新潟の明治開化期イギリス人宣教医師パームの生涯と業績
蒲原 宏氏(本会名誉会員・日本歯科大医の博物館顧問)

〈講演要旨〉
 明治初期に来港した外国人医師には、ウイリス、ホイラー、ビダール、へーデン、フォック、ホルテルマン、パームがいるが、一番長く新潟に居り大きな医学実績を遺したのはパームであった。パームはイギリス人、1848年1月22日セイロン島コロンボで生まれ、エジンバラ大学医学部卒業後、エジンバラ医療伝道協会に属し、キリスト教海外伝道医師として1874(明治7)年に来日、翌年4月15日に新潟来住、1883(明治16)年9月30日に去るまで8年6ヶ月医療伝道を行うとともに医学的な調査研究、資料蒐集を行った。
 1874年に結婚したメアリー・アンダーソンは翌年の出産時に母子とも亡くなり、新潟在任中の1879年にイザベラ・カラスと再婚、1882年娘メアリーが誕生している。
 新潟での医療伝道をみると、明治8年湊町3之町ワイコフ宅、同10年本町通西側吹屋小路下(借地名陶山昶)、同13年秣川岸2で大火に遭い、同14年南浜通2で大畑病院を開業している。大畑病院ではリスター式消毒、看護師養成、クル病・脚気・ツツガムシ病の報告を行っている。明治11年8月13日付けのパームの診断書が残っている。
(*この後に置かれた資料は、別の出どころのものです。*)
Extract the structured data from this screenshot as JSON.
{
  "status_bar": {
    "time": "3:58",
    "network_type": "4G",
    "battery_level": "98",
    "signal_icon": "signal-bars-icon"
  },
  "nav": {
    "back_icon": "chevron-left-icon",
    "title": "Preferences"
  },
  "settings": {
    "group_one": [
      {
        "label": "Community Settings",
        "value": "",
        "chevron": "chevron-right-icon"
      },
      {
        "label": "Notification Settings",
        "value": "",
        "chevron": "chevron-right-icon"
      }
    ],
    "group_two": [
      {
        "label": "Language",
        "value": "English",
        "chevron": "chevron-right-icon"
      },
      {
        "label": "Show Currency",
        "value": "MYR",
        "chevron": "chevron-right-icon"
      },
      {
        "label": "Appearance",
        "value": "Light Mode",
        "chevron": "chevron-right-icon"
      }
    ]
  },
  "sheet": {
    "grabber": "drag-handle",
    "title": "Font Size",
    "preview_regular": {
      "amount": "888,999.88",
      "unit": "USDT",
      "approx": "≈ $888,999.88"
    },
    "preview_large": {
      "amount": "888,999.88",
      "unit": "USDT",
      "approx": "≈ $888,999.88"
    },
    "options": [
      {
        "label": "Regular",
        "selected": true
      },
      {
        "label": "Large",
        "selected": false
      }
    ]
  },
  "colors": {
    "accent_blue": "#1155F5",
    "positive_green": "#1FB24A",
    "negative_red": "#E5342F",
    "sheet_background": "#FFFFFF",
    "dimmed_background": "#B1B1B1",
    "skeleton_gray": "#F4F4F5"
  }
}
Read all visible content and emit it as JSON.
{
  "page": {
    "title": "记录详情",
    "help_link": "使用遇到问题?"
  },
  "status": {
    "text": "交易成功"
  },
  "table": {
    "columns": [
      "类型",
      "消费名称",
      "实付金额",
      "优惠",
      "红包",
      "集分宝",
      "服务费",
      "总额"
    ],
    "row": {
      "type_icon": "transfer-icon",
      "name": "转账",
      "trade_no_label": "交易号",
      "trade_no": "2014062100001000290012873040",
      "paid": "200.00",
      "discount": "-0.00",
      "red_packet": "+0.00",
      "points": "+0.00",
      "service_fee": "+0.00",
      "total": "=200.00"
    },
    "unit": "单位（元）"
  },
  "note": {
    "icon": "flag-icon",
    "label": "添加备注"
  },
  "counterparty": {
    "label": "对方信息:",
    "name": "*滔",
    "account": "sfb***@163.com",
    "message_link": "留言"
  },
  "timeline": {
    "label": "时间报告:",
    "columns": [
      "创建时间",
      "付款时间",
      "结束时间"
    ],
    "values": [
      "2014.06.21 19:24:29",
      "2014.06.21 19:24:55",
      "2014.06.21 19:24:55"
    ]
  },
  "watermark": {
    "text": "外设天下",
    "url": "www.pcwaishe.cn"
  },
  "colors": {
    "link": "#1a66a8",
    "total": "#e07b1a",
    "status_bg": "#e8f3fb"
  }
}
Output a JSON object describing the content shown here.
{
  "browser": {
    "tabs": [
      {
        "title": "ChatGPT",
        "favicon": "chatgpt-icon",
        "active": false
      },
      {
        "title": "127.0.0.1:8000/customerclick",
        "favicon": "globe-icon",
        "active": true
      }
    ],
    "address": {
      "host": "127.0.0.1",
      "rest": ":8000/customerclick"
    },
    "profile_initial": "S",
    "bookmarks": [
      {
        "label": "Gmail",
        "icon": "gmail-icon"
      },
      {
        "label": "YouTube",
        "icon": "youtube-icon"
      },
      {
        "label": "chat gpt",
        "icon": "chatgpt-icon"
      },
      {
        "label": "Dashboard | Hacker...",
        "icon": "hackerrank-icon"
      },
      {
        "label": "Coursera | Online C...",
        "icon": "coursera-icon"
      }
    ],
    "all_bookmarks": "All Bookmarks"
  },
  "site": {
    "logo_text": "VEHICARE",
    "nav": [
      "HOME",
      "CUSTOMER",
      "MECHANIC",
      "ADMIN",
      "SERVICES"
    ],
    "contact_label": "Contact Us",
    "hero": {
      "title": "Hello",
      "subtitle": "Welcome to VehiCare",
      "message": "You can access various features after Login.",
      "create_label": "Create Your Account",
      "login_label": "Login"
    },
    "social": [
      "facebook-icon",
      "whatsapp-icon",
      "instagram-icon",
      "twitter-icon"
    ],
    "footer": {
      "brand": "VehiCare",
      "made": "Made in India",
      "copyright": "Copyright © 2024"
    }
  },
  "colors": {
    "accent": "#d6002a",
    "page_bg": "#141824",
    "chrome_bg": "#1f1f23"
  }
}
 またパームに学んだ16人の日本人医師がわかっており、その範囲は大畑病院(パーム病院)・長岡・中条・水原・佐渡相川と広がりを見せている。パームは1878年に「ツツガ虫」、1884年に「日本の脚気研究」、1890年に「クル病」と日本の病気についての論文を発表し、クル病については日照不足(紫外線)が主に関係していることを初めて提起している。明治期に発表されたパームの論文は現在においてもその意義が継続している。
 私はパーム研究についてエジンバラ医療伝道会に照会し、1972(昭和47)年のロンドンでの国際医学史学会でTOM.RR.TODP医師と会って伝道協会本部のテスター医師を紹介され、パームの書簡等を発見、借り出すことができた。そのなかに新潟での医療現況を著した1883(明治16)年「医療宣教の現況」を発見した。パームは帰国後、イギリスの4カ所で医療活動をし、19の論文を発表した。全英の医師名簿によると1928年に名前がみえないことから没年と考え(1928年1月11日没)、4カ所最後のケント州エレスフォード村の教会、墓地を調査し、現地の老人の助けも借り夫妻の墓とリバーサイドの旧跡を訪問することができた。また昭和52年には最初の妻メアリーと嬰児の墓を横浜山の手外人墓地で発見した。
 昭和47年9月に「パーム先生終えんの地を訪ねて」を新潟日報に寄稿。その後パームの娘アグネスからの手紙が届き、同年10月末にロンドンを訪れパームと家族の写真等を見せていただいたが、彼女も昭和52年4月に95歳で没し、パームの家系は途絶えた。
 私は今後、伝道会を脱退した背景となった「進化論者の信仰」の翻訳を課題として、教会人としての生命を自然科学者(医師)として断ち切ったパームの業績に迫りたい。